With all of these changes, our API speed is now....

  • 6 seconds -> 0.5 seconds!

But the webpage itself still loads in 3.5 seconds.

Google Lighthouse

Google Lighthouse rates our website as a 37.

It complains about some simple things like:

  • Preloading CSS / HTML
  • No compression
  • No caching

So what I did was:

  • Set rel=preload for important css
  • Added flask-compress dependency to compress the Flask payload, using Brotli. I read this HN comment thread on Brotli vs zstd and I believe Brotli makes the most sense for now.
😅
Brotli in a local open source program? Isn't that overkill?

🤓 achtkually no! The /api/stats endpoint returns a massive JSON payload containing all the stats (rolled up and todays) that's parsed by the frontend into pretty charts. Compressing it makes total sense.

Also, GSM works on a network level too. You may wish to host it on a beefy computer and use something like Moonlight to play the game on your phone, and then look up stats on your phone too.
  • Cached the CSS, since that changes very infrequently.
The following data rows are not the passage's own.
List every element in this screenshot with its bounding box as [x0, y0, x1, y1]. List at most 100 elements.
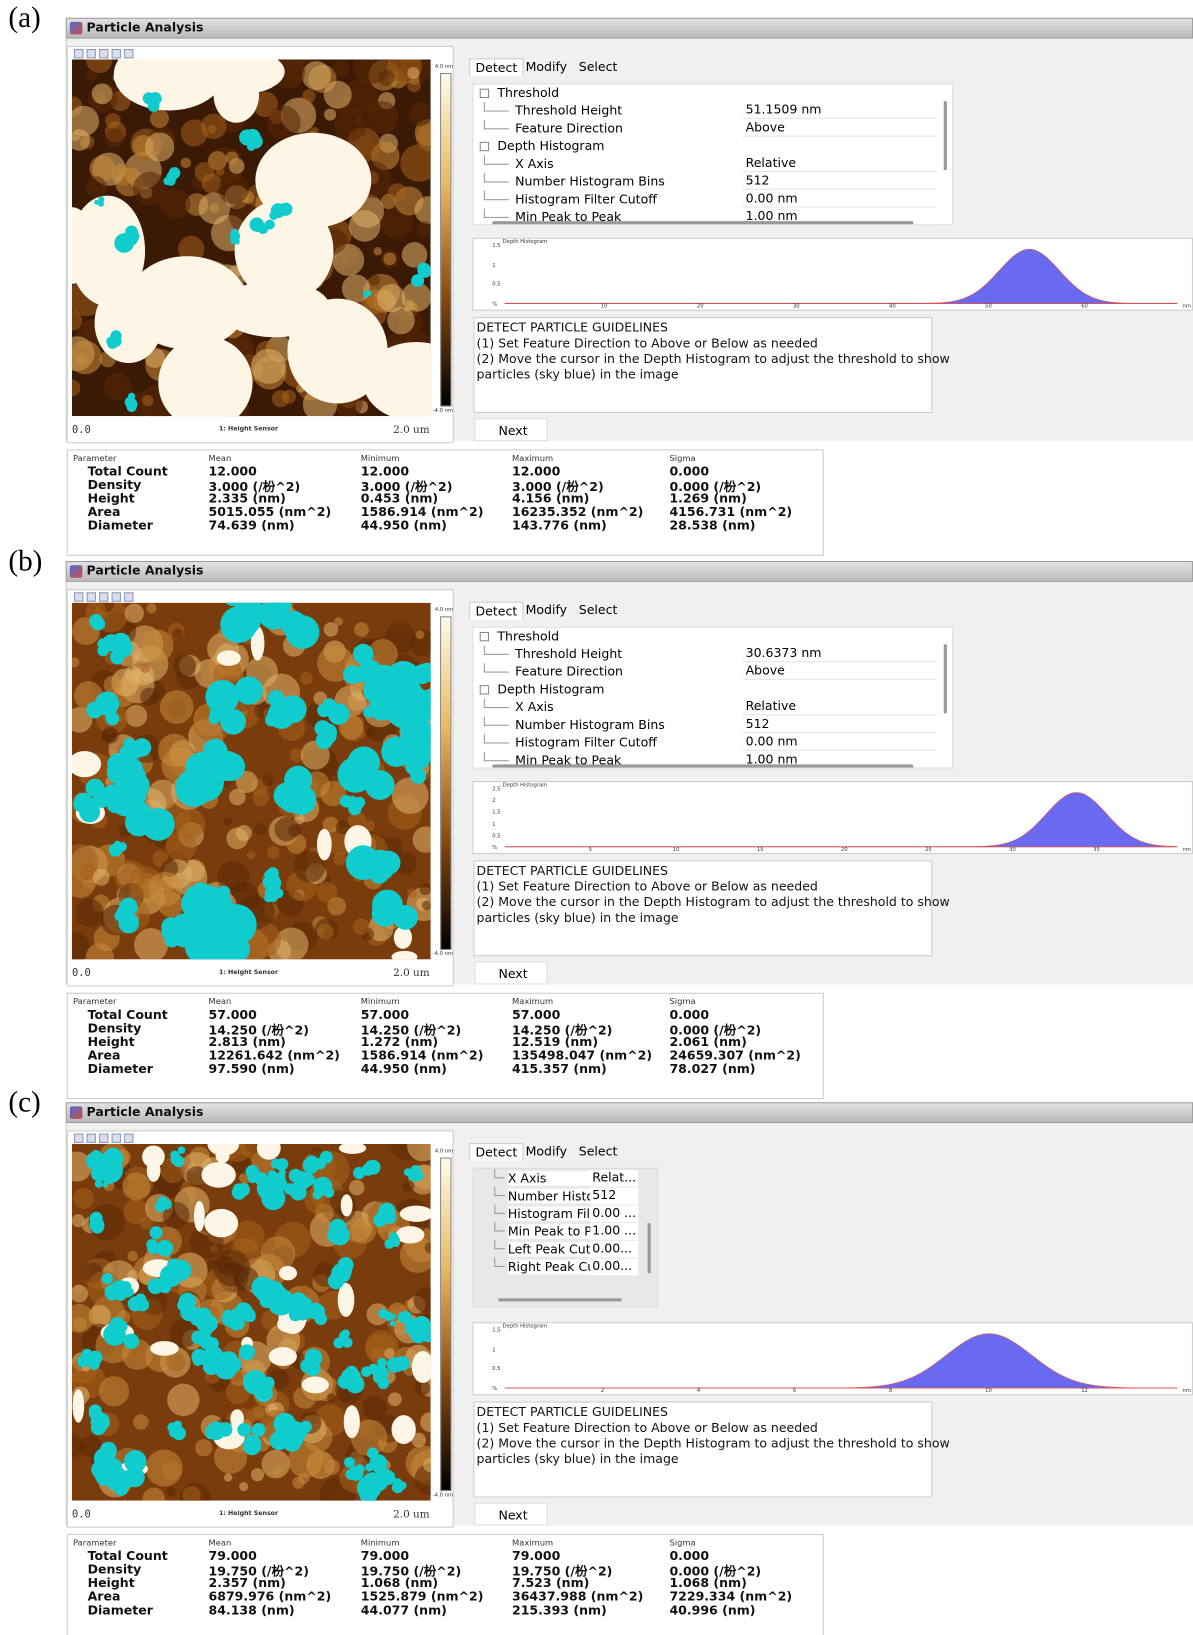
next-button[interactable]: Next [474, 961, 547, 984]
expand-icon[interactable] [480, 685, 489, 694]
particle [235, 676, 263, 704]
property-value[interactable]: Relat... [590, 1170, 638, 1187]
next-button[interactable]: Next [474, 418, 547, 441]
particle [91, 1420, 106, 1435]
particle [219, 1351, 238, 1370]
histogram-panel: Depth Histogram1.510.5%24681012nm [472, 1322, 1193, 1395]
stats-row-label: Diameter [88, 1062, 153, 1077]
toolbar-icon[interactable] [124, 592, 133, 601]
particle [372, 901, 398, 927]
tab[interactable]: Detect [469, 58, 523, 76]
texture [354, 622, 369, 637]
tab[interactable]: Select [574, 1143, 623, 1160]
particle [239, 1344, 255, 1360]
tab[interactable]: Select [574, 58, 623, 75]
property-value[interactable]: 0.00... [590, 1259, 638, 1276]
texture [302, 61, 331, 90]
property-value[interactable]: 512 [590, 1188, 638, 1205]
group-name: Depth Histogram [497, 682, 604, 697]
texture [104, 373, 132, 401]
property-value[interactable]: 0.00 ... [590, 1205, 638, 1222]
toolbar-icon[interactable] [99, 592, 108, 601]
texture [105, 129, 124, 148]
property-value[interactable]: 0.00 nm [742, 734, 936, 751]
texture [127, 1251, 137, 1261]
expand-icon[interactable] [480, 89, 489, 98]
property-value[interactable]: Relative [742, 155, 936, 172]
property-value[interactable]: Above [742, 663, 936, 680]
particle [114, 639, 133, 658]
property-value[interactable]: Above [742, 120, 936, 137]
texture [140, 688, 158, 706]
particle [315, 1313, 328, 1326]
tab[interactable]: Select [574, 602, 623, 619]
tab[interactable]: Detect [469, 1143, 523, 1161]
property-value[interactable]: 0.00 nm [742, 191, 936, 208]
toolbar-icon[interactable] [124, 49, 133, 58]
property-value[interactable]: Relative [742, 699, 936, 716]
texture [392, 777, 429, 814]
particle [390, 1314, 396, 1320]
toolbar-icon[interactable] [99, 49, 108, 58]
toolbar-icon[interactable] [112, 49, 121, 58]
property-value[interactable]: 30.6373 nm [742, 645, 936, 662]
toolbar-icon[interactable] [99, 1134, 108, 1143]
guideline-text: (1) Set Feature Direction to Above or Be… [477, 1420, 818, 1435]
bright-region [269, 1347, 297, 1366]
toolbar-icon[interactable] [87, 1134, 96, 1143]
particle [191, 1330, 205, 1344]
color-bar-max: 4.0 nm [435, 607, 453, 613]
histogram-panel: Depth Histogram2.521.510.5%5101520253035… [472, 781, 1193, 854]
tab[interactable]: Modify [520, 602, 572, 619]
expand-icon[interactable] [480, 632, 489, 641]
tab[interactable]: Modify [520, 58, 572, 75]
guideline-text: (2) Move the cursor in the Depth Histogr… [477, 895, 950, 910]
property-name: Histogram Filter Cutoff [515, 735, 657, 750]
particle [150, 1226, 163, 1239]
particle [390, 1321, 396, 1327]
toolbar-icon[interactable] [124, 1134, 133, 1143]
guideline-text: DETECT PARTICLE GUIDELINES [477, 863, 668, 878]
particle [317, 703, 331, 717]
toolbar-icon[interactable] [74, 1134, 83, 1143]
texture [146, 603, 156, 613]
guideline-text: particles (sky blue) in the image [477, 367, 679, 382]
histogram-y-tick: % [492, 845, 497, 851]
toolbar-icon[interactable] [74, 49, 83, 58]
texture [226, 151, 239, 164]
stats-header: Sigma [669, 1538, 695, 1547]
particle [252, 220, 262, 230]
property-value[interactable]: 51.1509 nm [742, 102, 936, 119]
v-scrollbar [944, 101, 947, 170]
particle [153, 96, 161, 104]
texture [85, 176, 107, 198]
histogram-x-tick: 10 [985, 1388, 992, 1394]
tab[interactable]: Detect [469, 602, 523, 620]
toolbar-icon[interactable] [112, 1134, 121, 1143]
texture [195, 1439, 212, 1456]
particle [126, 402, 136, 412]
stats-cell: 2.335 (nm) [209, 491, 286, 506]
particle [367, 291, 371, 295]
guidelines-box: DETECT PARTICLE GUIDELINES(1) Set Featur… [473, 860, 932, 956]
particle [410, 1328, 425, 1343]
particle [202, 896, 219, 913]
particle [157, 1240, 174, 1257]
group-name: Threshold [497, 629, 559, 644]
property-value[interactable]: 512 [742, 716, 936, 733]
texture [378, 70, 394, 86]
next-button[interactable]: Next [474, 1503, 547, 1526]
toolbar-icon[interactable] [112, 592, 121, 601]
texture [125, 604, 144, 623]
property-value[interactable]: 512 [742, 173, 936, 190]
toolbar-icon[interactable] [74, 592, 83, 601]
color-bar-min: -4.0 nm [433, 951, 453, 957]
expand-icon[interactable] [480, 142, 489, 151]
stats-cell: 4.156 (nm) [512, 491, 589, 506]
color-bar [440, 616, 451, 950]
toolbar-icon[interactable] [87, 592, 96, 601]
property-value[interactable]: 0.00... [590, 1241, 638, 1258]
tab[interactable]: Modify [520, 1143, 572, 1160]
property-value[interactable]: 1.00 ... [590, 1223, 638, 1240]
toolbar-icon[interactable] [87, 49, 96, 58]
Since GSM is not a server, users have to manually click "update" to update the app. At most this happens once every 3 days, so we use a 3 day cache here.

This led to our lighthouse score becoming 89, with the speed going from 3.5 seconds to 1.4 seconds.

Speeding up Game Sentence Miner (GSM) Statistics by 200%
Speeding up Game Sentence Miner (GSM) Statistics by 200%

Very speedy!

Conclusion

We successfully doubled the loading speed of the statistics sites, but more importantly here are some key takeaways.

  • The use of data is so vast, one persons "meh" data is another persons core product. We need to look at our data flow and our application to decide the best approach. For example, not rolling up today's stats to keep AFK metrics.
  • There's a lot of arguments on Brotli vs zstd. For a local open source program either works.
  • Lighthouse has become a lot more useful since I last used it back in 2018.